Le document unique d’évaluation des risques professionnels doit être mis à jour des nouvelles mesures d’application du protocole national.

 

REFERENT COVID-19

Un référent Covid-19 doit être désigné dans chaque entreprise. Il s’assure de la mise en œuvre des mesures définies. Son identité et sa mission sont communiquées à l’ensemble du personnel. Il peut s’agir d’un collaborateur ou du dirigeant lui-même.

 

RETOUR AU TRAVAIL

Au 1er septembre 2020, les salariés ont vocation à exercer leur activité sur site, dans des conditions de sécurité renforcées, fixées par le protocole national, ou en télétravail.

Le télétravail reste un mode d’organisation recommandé pour prévenir les risques d’infection et de limiter l’affluence dans les transports en commun.

 

MESURES D’HYGIENE ET DE DISTANCIATION PHYSIQUE

Sur les lieux de travail, les mesures d’hygiène ont un rôle essentiel pour réduire le risque de contamination et l’employeur doit procéder aux aménagements nécessaires pour assurer leur respect optimal.

Il convient de limiter au maximum l’affluence, les croisements et la concentration de personnels et de clients afin de faciliter la distanciation physique.
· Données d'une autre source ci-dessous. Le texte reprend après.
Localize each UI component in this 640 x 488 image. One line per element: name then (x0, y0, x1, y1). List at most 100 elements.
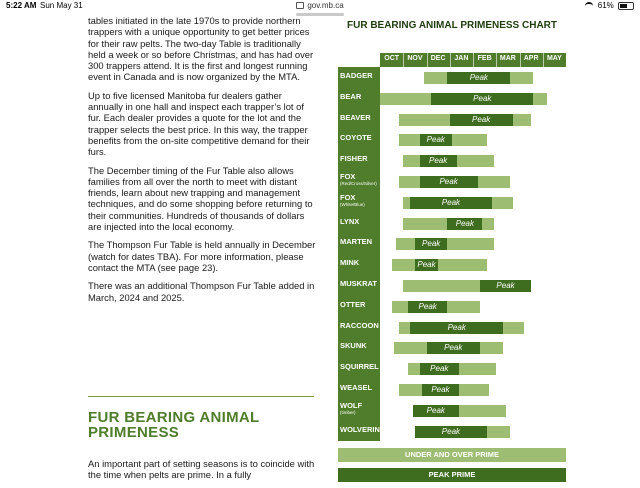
url-text: gov.mb.ca (307, 1, 344, 10)
peak-bar: Peak (431, 92, 534, 105)
peak-bar: Peak (421, 384, 460, 396)
species-label: SKUNK (340, 342, 380, 350)
species-label: OTTER (340, 299, 380, 309)
month-label-may: MAY (546, 55, 562, 62)
species-name: OTTER (340, 299, 366, 309)
paragraph-1: tables initiated in the late 1970s to pr… (88, 15, 314, 83)
wifi-icon (584, 1, 593, 10)
species-label: BEAVER (340, 112, 380, 122)
peak-bar: Peak (414, 425, 487, 438)
species-name: SKUNK (340, 341, 367, 351)
status-bar: 5:22 AM Sun May 31 gov.mb.ca 61% (0, 0, 640, 12)
paragraph-4: The Thompson Fur Table is held annually … (88, 239, 316, 273)
species-name: BADGER (340, 71, 373, 80)
species-column: BADGER BEAR BEAVER COYOTE FISHER FOX (Red/Cros… (338, 67, 385, 441)
species-label: BADGER (340, 72, 380, 80)
paragraph-6: An important part of setting seasons is … (88, 458, 315, 481)
peak-bar: Peak (479, 280, 532, 292)
status-date: Sun May 31 (40, 1, 83, 10)
status-indicators: 61% (584, 1, 634, 10)
species-name: WOLVERINE (340, 424, 385, 434)
species-name: WEASEL (340, 383, 373, 392)
species-name: SQUIRREL (340, 362, 379, 372)
battery-icon (618, 1, 634, 10)
url-bar[interactable]: gov.mb.ca (0, 1, 640, 10)
month-label-apr: APR (523, 55, 539, 62)
species-label: MARTEN (340, 238, 380, 246)
month-label-oct: OCT (384, 55, 400, 62)
species-label: MINK (340, 259, 380, 267)
section-heading: FUR BEARING ANIMAL PRIMENESS (88, 409, 260, 441)
month-separator (473, 53, 474, 67)
article-column: tables initiated in the late 1970s to pr… (88, 15, 316, 310)
species-label: RACCOON (340, 320, 380, 330)
species-label: WEASEL (340, 384, 380, 392)
battery-percent: 61% (597, 1, 614, 10)
species-name: FISHER (340, 154, 368, 164)
peak-bar: Peak (419, 363, 460, 376)
section-divider (88, 396, 314, 397)
species-name: MUSKRAT (340, 279, 377, 288)
species-label: BEAR (340, 91, 380, 101)
species-name: FOX (340, 172, 356, 181)
month-label-dec: DEC (430, 55, 446, 62)
tab-handle[interactable] (0, 12, 640, 17)
paragraph-5: There was an additional Thompson Fur Tab… (88, 280, 315, 303)
species-name: BEAVER (340, 112, 371, 122)
species-name: RACCOON (340, 320, 379, 330)
peak-bar: Peak (407, 300, 448, 313)
tab-handle-bar (296, 13, 344, 16)
month-header: OCT NOV DEC JAN FEB MAR APR MAY (380, 53, 566, 67)
month-separator (519, 53, 521, 67)
species-label: MUSKRAT (340, 280, 380, 288)
paragraph-3: The December timing of the Fur Table als… (88, 164, 313, 233)
chart-title: FUR BEARING ANIMAL PRIMENESS CHART (346, 20, 557, 31)
species-name: LYNX (340, 216, 360, 226)
month-label-jan: JAN (454, 55, 469, 62)
peak-bar: Peak (426, 342, 480, 355)
species-name: FOX (340, 192, 356, 202)
species-label: WOLVERINE (340, 425, 385, 434)
species-name: BEAR (340, 91, 362, 101)
month-separator (496, 53, 498, 67)
peak-bar: Peak (449, 113, 513, 126)
peak-bar: Peak (414, 238, 448, 251)
species-name: WOLF (340, 400, 363, 410)
lock-icon (296, 2, 305, 10)
peak-bar: Peak (412, 404, 460, 417)
status-time: 5:22 AM (6, 1, 37, 10)
species-name: MARTEN (340, 237, 373, 247)
species-label: FOX (Red/Cross/Silver) (340, 172, 380, 187)
prime-bar (391, 259, 487, 272)
peak-bar: Peak (447, 72, 511, 84)
species-name: COYOTE (340, 133, 372, 143)
species-note: (White/Blue) (340, 201, 365, 207)
month-separator (449, 53, 451, 67)
species-label: WOLF (timber) (340, 400, 380, 415)
peak-bar: Peak (419, 155, 457, 168)
month-label-mar: MAR (499, 55, 516, 62)
peak-bar: Peak (419, 134, 453, 147)
month-label-nov: NOV (407, 55, 423, 62)
species-name: MINK (340, 258, 360, 268)
species-label: LYNX (340, 216, 380, 226)
peak-bar: Peak (410, 321, 504, 334)
month-separator (542, 53, 544, 67)
species-label: SQUIRREL (340, 363, 380, 371)
primeness-chart: FUR BEARING ANIMAL PRIMENESS CHART OCT NO… (338, 18, 566, 488)
legend-under-over-prime: UNDER AND OVER PRIME (338, 448, 566, 462)
species-note: (timber) (340, 409, 356, 415)
peak-bar: Peak (447, 217, 483, 230)
species-label: COYOTE (340, 134, 380, 142)
month-separator (403, 53, 405, 67)
species-note: (Red/Cross/Silver) (340, 181, 377, 186)
peak-bar: Peak (410, 196, 492, 209)
peak-bar: Peak (414, 259, 439, 272)
month-separator (426, 53, 428, 67)
species-label: FISHER (340, 155, 380, 163)
species-label: FOX (White/Blue) (340, 192, 380, 207)
peak-bar: Peak (419, 176, 478, 188)
month-label-feb: FEB (477, 55, 492, 62)
paragraph-2: Up to five licensed Manitoba fur dealers… (88, 89, 310, 158)
legend-peak-prime: PEAK PRIME (338, 468, 566, 482)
Chaque collaborateur doit disposer d’un espace lui permettant de respecter 1 mètre de distance avec tout autre personne (collègue, client, fournisseur, usager).

L’employeur prévoit un plan de gestion des flux intégrant tout usager des locaux avec la mise en place de plans de circulation dans l’espace.

Il peut également définir une jauge précisant le nombre de personnes pouvant être présentes simultanément dans un espace restreint. Il peut être tenu, à titre indicatif, un paramétrage de la jauge à au moins 4m² par personne.

 

PRINCIPE GÉNÉRAL – PORT DU MASQUE OBLIGATOIRE DANS LES LIEUX COLLECTIFS CLOS

Le port du masque grand public doit être systématique au sein des entreprises dans les lieux collectifs clos.

Il est associé au respect d’une distance physique d’au moins un mètre entre les personnes, de l’hygiène des mains, des gestes barrières ainsi que du nettoyage, de la ventilation et de l’aération des locaux et la gestion des flux de personnes.

Ces masques grand public, de préférence réutilisables, couvrant à la fois le nez, la bouche et le menton, sont reconnaissables au logo le spécifiant, qui doit obligatoirement figurer sur leur emballage ou sur leur notice.

masque filtre covid

Des adaptations à ce principe général pourront être organisées par les entreprises pour répondre aux spécificités de certaines activités ou secteurs professionnels après avoir mené une analyse des risques de transmission du Covid-19 et des dispositifs de prévention à mettre  en œuvre.

Les mesures conditionnant la possibilité d’organiser ces adaptations dépendent du niveau de circulation du virus dans le département de l’entreprise selon des modalités présentées dans le tableau en annexe 4 du protocole, lequel distingue :

  • les départements où l’état d’urgence sanitaire (EUS) est déclaré [niveau de référence] ;
  • les départements déclarés zone de circulation active du virus (notamment en raison d’un taux d’incidence pour 100000 habitants supérieur à 50) [niveau 1] ;
  • les départements où le taux d’incidence pour 100000 habitants se situe :
    • Entre 11 et 50[niveau 2] ;
    • Jusqu’à 10 inclus [niveau 3].

Le taux d’incidence est publié par Santé Publique France.  Il s’applique à partir du lundi suivant la publication.

https://www.santepubliquefrance.fr/dossiers/coronavirus-covid-19/coronavirus-chiffres-cles-et-evolution-de-la-covid-19-en-france-et-dans-le-monde

Il est impératif de se référer au dispositif de l’annexe 4 du protocole national.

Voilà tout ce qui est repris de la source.